The DD Superlight Tarp is great - has saved the day on several occasions .
Today… Sue got out to take pic after activation.
It’s a simple bothy bag. Does the job and weighs very little.
I have pictures like that!
Bothy bag gets my vote, more often than not, I sit on it like a ground sheet. If the wx is really bad, I do get inside and operate CW. Operating voice modes can be difficult as the material often flaps about and creates a terrible din.
I ordered a brand new 2 person hand made bothy bag earlier this year but I haven’t even unfurled it for a look. I’m using an old Lomo bothy bag at the moment although a lot of the PU backing has peeled off.
I use a bothy bag, which only has a partial floor to make it easier to get in and out - yes your glasses can get steamed up in winter, but tissues kept dry soon sort it - well they do for me.
I started off with tarps I’d used for bivvying in when I went canoeing. They work well enough on flattish ground but I found them difficult to manage in bad weather on summits and uneven ground, but then I only watched a few u-tube videos!!
My ideal shelter would be a Pop-up" tent that when collapsed would fit inside a normal rucksack, but I’ve trawled e-bay and have yet to find one small enough. But I’m sure I’ve seen a photo of an American one on here not long after I got into SOTA.
I have a 2 man bothy bag from summitgear.co.uk, I have yet to use it though.
73 De VE6JTW, Jesse
Definitely the Rab ultralight bothy is a life saver! You can create your own ecosystem inside when it is blowing and cold outside! Bothy especially nice when the ground is frozen and there are no trees/rocks to stake out any kind of a shelter. For when it is warmer and stakes are an option I do have a rectangular fly that keeps me out of the wind/rain. Bothy would definitely be too hot/sweaty during the summer so nice to have the option of the staked out fly held up by trekking poles.
See for me the deluxe summit chalet of @VK1DA cant be beaten, a spring steel beach tent with no floor. Protected us from sun and light showers - but mostly sun. Here we are on Spring Hill VK2/ST-036 nestled amongst the cursed Paterson’s Curse blanket of purple.
My main means of protection is a simple 1.8 x 1.2m tarp set up as an L. The sleet up in Scotland (where I currently carry out activations) is mainly horizontal, so all that is required is a wind break higher than my head when sat down. Most of the time the rig stays in the backpack.
Occasionally I will deploy a larger 1.8 x 2.4m tarp attached to whatever features exist on the summit, be they rocks, a wall or whatever. I have used the tarp freestanding supported by my walking poles on very few occasions.
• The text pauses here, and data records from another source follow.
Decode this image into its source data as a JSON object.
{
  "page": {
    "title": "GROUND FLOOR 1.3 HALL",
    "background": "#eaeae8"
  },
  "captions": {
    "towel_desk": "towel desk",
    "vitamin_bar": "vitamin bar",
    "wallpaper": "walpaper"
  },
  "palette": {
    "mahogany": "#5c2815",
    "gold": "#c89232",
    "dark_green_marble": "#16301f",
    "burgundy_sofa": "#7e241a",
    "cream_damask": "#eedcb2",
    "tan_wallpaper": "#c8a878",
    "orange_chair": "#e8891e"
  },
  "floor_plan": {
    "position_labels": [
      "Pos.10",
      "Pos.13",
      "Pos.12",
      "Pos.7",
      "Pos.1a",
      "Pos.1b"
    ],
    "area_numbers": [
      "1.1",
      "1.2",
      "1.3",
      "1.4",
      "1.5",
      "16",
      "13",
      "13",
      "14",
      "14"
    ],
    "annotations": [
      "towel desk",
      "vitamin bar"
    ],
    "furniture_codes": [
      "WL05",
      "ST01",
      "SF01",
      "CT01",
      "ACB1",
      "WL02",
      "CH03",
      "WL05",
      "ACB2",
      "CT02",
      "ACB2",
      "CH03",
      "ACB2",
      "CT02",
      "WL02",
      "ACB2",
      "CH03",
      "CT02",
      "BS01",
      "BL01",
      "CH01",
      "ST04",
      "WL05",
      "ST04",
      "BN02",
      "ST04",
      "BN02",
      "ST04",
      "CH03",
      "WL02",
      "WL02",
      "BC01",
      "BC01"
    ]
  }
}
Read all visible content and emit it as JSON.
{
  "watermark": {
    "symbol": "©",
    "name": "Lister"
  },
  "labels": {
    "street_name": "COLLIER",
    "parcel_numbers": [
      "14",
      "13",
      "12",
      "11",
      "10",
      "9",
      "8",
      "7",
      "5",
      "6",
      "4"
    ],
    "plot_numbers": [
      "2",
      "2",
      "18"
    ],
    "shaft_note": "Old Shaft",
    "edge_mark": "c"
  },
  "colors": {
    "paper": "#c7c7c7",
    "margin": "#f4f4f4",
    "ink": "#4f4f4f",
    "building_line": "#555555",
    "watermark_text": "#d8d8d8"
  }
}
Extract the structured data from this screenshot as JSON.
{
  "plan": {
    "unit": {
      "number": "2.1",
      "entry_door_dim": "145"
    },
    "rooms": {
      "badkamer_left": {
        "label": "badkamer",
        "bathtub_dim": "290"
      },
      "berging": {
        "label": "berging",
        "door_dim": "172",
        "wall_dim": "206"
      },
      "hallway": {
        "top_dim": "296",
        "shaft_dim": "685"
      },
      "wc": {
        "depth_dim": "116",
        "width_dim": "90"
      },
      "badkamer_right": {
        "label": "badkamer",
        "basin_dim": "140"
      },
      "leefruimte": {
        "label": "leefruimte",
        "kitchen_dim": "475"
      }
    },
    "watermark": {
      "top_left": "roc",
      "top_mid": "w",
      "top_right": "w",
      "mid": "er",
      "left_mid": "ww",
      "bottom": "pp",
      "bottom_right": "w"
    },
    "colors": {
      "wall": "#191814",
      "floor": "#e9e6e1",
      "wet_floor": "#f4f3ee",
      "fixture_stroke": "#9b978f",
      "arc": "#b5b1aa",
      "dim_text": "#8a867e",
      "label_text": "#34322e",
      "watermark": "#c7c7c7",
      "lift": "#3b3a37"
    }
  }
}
I have carried a 2 man bothy bag since I started in SOTA back in 2006 and have never used it in almost 700 activations (SOTA, HEMA and WWFF). I did ask the XYL to rewaterproof it recently… just in case.
That looks like a neat set up Gerald, apart from the bungees. Bungee cords are the work of Satan.
You’re spot on there!
After getting numb fingers and glove fabric trapped by those evil wire hooks on the ends, I’ve removed the hooks from mine and replaced them with cheap alloy carabiners. Much more civilised and easy to use!
You can use that to quickly restrain someone to give you time to unroll the silver gaffer tape from your water bottle before you bind their hands and feet properly.